Out Of My Mind.

This is getting riddiculous, it's been nearly a year. Okay, so it's been ten months since we split, but he is STILL filling my head. I still love him, even though he continues to treat me like I don't exist. I can't believe that after everything, all the hurt and humiliation, I still want him. It's getting less and less now, but there are still times when I suddenly want him to wrap his arms around me, and I want things to be how they were.
Maybe it's also because we were such good friends, maybe that's why it hurts so much. I wish he would just look in my direction and see what he used to see in me. It's pathetic, I know, I should just get over it, already. It was ten fucking months ago!

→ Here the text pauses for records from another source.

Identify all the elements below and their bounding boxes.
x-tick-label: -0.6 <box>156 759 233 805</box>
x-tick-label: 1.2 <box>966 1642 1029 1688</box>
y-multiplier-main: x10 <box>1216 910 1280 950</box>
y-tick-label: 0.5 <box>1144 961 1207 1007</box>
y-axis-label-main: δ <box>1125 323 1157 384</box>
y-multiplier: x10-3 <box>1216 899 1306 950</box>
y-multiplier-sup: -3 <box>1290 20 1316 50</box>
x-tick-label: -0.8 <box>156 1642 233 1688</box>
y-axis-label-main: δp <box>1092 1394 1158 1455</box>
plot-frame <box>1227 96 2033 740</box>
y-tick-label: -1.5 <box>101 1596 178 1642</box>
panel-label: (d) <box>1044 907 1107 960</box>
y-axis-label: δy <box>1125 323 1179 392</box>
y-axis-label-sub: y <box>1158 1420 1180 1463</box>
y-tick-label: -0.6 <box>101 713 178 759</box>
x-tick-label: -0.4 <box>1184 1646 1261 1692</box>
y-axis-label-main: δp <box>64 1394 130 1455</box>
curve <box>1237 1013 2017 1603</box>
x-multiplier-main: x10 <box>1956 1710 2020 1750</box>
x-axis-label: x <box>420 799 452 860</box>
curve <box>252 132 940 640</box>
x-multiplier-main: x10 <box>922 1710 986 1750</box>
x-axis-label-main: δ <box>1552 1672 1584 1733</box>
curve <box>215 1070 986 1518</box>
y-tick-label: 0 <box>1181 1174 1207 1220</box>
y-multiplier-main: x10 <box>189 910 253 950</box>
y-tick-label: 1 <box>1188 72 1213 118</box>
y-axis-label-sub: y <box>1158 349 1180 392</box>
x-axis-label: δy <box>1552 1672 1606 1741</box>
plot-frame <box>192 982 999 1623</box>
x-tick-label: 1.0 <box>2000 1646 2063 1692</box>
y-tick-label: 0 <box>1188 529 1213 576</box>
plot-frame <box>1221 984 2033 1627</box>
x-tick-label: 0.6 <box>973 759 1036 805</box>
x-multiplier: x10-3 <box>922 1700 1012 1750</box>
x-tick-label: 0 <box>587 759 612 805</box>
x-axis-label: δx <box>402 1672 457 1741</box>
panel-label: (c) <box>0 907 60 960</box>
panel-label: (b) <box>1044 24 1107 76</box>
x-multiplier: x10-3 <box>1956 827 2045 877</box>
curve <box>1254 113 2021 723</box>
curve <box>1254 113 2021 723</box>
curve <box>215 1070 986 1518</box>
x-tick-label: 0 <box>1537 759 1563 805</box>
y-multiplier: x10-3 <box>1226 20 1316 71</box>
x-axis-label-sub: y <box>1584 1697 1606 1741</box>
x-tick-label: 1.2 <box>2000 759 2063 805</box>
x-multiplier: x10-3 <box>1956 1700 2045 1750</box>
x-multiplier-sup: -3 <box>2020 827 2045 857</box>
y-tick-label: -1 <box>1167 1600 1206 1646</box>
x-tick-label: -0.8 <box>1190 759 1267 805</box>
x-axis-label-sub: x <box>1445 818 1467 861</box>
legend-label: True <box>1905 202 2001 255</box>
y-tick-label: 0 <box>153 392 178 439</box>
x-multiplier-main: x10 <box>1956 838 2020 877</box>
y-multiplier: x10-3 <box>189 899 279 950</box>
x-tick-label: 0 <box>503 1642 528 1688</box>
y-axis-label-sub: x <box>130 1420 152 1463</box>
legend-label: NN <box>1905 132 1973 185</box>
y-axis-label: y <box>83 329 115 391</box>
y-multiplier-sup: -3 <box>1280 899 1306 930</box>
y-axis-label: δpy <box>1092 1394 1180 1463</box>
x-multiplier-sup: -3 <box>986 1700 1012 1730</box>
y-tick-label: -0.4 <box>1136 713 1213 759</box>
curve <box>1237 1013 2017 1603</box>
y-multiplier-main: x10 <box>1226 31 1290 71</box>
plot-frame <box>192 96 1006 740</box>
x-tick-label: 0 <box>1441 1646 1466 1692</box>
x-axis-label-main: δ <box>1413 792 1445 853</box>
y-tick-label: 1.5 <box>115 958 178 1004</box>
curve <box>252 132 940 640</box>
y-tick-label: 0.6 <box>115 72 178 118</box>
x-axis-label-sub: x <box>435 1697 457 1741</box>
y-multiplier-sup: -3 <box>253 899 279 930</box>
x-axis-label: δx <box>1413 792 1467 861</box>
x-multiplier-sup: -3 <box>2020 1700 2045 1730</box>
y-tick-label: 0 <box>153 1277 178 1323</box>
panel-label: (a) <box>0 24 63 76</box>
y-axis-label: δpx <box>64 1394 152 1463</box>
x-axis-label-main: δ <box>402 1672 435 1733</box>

I love him so much that it makes it practically impossible to hate him. Soemtimes, I do get so angry I just want to scream, but that's mainly at the fact that he can't see what he's doing to me. I want him to know how I still feel. I tried to show him ages ago, and he pawned it off to one of his friends. It sold for about fifty pence, I think. God, that one hurt. And yet, I still can't bring myself to feel indifferent towards him. Does he go out of his way to torture me? Maybe I'm being a little to self-flattering. Maybe not. I don't know because he never talks to me. He's driving me out of my mind, and has been for the last year, when I met him.
I love him, I just wished he loved me enough to stop hurting me.